En un clima de calma y tristeza, marcaron la diferencia el bullicio de los militantes del Movimiento Evita, la Juventud Peronista, el Movimiento Martín Fierro, La Cámpora, Peronismo Militante, que al ritmo de los bombos cantaban frases como "Yo soy argentino, soy soldado del pingüino", o una advertencia: "Si tocan a Cristina que quilombo se va armar", además de entonar por enésima vez la infaltable marcha "Los muchachos peronistas".

También estuvieron con sus banderas la CGT, sindicatos como Camioneros o Prensa, Madres de la Plaza de Mayo, el Movimiento Santafesino que lidera el jefe de los diputados nacionales oficialistas, Agustín Rossi; Encuentro por el Proyecto Nacional, y organizaciones sociales como la Federación Tierra y Vivienda, o quienes hicieron flamear la bandera de los pueblos originarios. De los partidos políticos se hicieron presentes, además del peronismo, el Partido Comunista y el Partido del Progreso Social, entre otros.

Sobre todo dijeron presente los jóvenes, una nueva generación que marca el retorno a la acción política luego de la década menemista que sembró individualismo y vaciamiento ideológico.

Entre los varios miles de personas que llegaron al Monumento a la Bandera se vieron dirigentes como los diputados provinciales Oscar Urruty y José María Tessa, los concejales Arturo Gandolla y Fernando Rosúa, o los dirigentes sindicales Alfredo Romero (Luz y Fuerza), Juan Nucci (Judiciales) y Matías Layús (Bancaria), entre otros.

Pero, como pocas veces ocurre, el protagonista de la noche fue el colectivo, no hubo escenario ni oradores, sólo hombres y mujeres lamentando la pérdida de un amigo, bajando mansamente por la calle Córdoba para encontrarse con otros amigos o compañeros de militancia y de ideas. Todos para decir que no estarán dispuestos a resignar las banderas que la gestión kirchnerista llevó adelante como el enjuiciamiento a los genocidas, el rol protagónico del Estado, la integración latinoamericana, la democratización de la comunicación, la vigencia de los derechos laborales, la lucha por mejorar las condiciones de vida de los más necesitados, con luces y sombras, con logros y asignaturas pendientes, pero con la certeza de no retroceder.

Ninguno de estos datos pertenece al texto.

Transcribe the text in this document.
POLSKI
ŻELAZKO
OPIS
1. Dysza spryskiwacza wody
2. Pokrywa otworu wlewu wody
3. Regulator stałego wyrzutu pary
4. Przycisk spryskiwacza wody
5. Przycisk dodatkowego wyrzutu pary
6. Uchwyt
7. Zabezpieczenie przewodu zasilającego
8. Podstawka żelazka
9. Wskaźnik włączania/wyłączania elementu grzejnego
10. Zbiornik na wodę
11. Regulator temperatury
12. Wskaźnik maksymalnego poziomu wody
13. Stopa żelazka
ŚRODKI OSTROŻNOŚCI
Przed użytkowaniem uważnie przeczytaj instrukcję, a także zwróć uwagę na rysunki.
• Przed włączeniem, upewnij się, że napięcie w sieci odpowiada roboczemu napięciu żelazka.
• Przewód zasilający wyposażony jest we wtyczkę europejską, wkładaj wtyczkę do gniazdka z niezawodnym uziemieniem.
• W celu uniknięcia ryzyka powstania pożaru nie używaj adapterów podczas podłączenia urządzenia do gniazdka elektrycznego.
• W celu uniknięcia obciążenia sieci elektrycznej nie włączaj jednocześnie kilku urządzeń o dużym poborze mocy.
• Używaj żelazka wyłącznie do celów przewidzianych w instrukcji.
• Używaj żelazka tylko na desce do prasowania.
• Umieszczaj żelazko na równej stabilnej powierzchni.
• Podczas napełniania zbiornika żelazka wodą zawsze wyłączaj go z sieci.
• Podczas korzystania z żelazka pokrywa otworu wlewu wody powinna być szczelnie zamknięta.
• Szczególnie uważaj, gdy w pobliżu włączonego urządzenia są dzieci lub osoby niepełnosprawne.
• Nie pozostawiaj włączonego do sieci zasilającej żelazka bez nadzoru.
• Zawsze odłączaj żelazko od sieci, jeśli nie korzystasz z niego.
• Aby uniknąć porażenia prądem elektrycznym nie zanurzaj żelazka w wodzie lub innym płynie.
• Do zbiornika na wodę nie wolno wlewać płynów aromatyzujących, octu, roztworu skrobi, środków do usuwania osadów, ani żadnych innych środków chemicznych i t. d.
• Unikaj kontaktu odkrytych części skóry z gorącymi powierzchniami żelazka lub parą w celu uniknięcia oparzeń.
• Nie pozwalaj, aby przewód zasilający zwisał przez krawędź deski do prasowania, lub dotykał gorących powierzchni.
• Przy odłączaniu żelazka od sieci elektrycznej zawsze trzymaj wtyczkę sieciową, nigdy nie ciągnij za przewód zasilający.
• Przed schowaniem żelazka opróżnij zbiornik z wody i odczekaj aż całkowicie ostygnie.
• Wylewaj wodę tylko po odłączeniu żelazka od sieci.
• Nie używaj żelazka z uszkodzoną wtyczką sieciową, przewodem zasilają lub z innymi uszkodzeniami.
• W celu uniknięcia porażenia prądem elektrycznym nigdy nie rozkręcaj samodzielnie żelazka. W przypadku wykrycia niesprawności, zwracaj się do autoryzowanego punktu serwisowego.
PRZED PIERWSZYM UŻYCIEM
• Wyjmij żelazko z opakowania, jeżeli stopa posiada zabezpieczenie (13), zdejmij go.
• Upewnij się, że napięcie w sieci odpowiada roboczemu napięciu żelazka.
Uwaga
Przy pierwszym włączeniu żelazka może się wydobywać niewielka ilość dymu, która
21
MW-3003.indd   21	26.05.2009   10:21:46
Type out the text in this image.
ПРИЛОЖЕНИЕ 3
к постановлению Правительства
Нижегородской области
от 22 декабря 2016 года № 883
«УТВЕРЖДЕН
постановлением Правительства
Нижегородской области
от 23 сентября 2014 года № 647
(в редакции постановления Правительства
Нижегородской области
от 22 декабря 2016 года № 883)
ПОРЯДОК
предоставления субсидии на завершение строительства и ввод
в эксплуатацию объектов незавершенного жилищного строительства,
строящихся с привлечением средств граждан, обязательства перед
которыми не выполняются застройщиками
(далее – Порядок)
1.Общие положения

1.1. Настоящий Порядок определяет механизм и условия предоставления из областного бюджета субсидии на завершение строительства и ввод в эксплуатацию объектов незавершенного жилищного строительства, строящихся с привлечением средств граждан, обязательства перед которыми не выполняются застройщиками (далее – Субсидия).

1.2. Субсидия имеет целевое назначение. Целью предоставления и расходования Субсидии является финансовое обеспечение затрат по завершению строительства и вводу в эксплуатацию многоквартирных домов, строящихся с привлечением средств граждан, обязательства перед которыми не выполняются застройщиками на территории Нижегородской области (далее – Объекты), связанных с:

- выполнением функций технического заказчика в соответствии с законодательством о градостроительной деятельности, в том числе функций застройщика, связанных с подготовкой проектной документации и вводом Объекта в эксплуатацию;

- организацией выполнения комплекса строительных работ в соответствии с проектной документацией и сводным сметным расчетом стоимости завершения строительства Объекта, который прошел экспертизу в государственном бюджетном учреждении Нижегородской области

Muchos fueron los que concurrieron con carteles caseros que rezaban “Fuerza Cristina”, “Gracias Néstor por devolvernos la dignidad”, y fórmulas similares. Uno de esos papeles escritos con un fibrón a mano levantada, pegado tras la luneta de un auto, sintetizó mejor que ninguno el sentimiento que atravesaba a los miles de personas congregadas: “Hasta la victoria siempre Néstor. Gracias por luchar por los nadies”.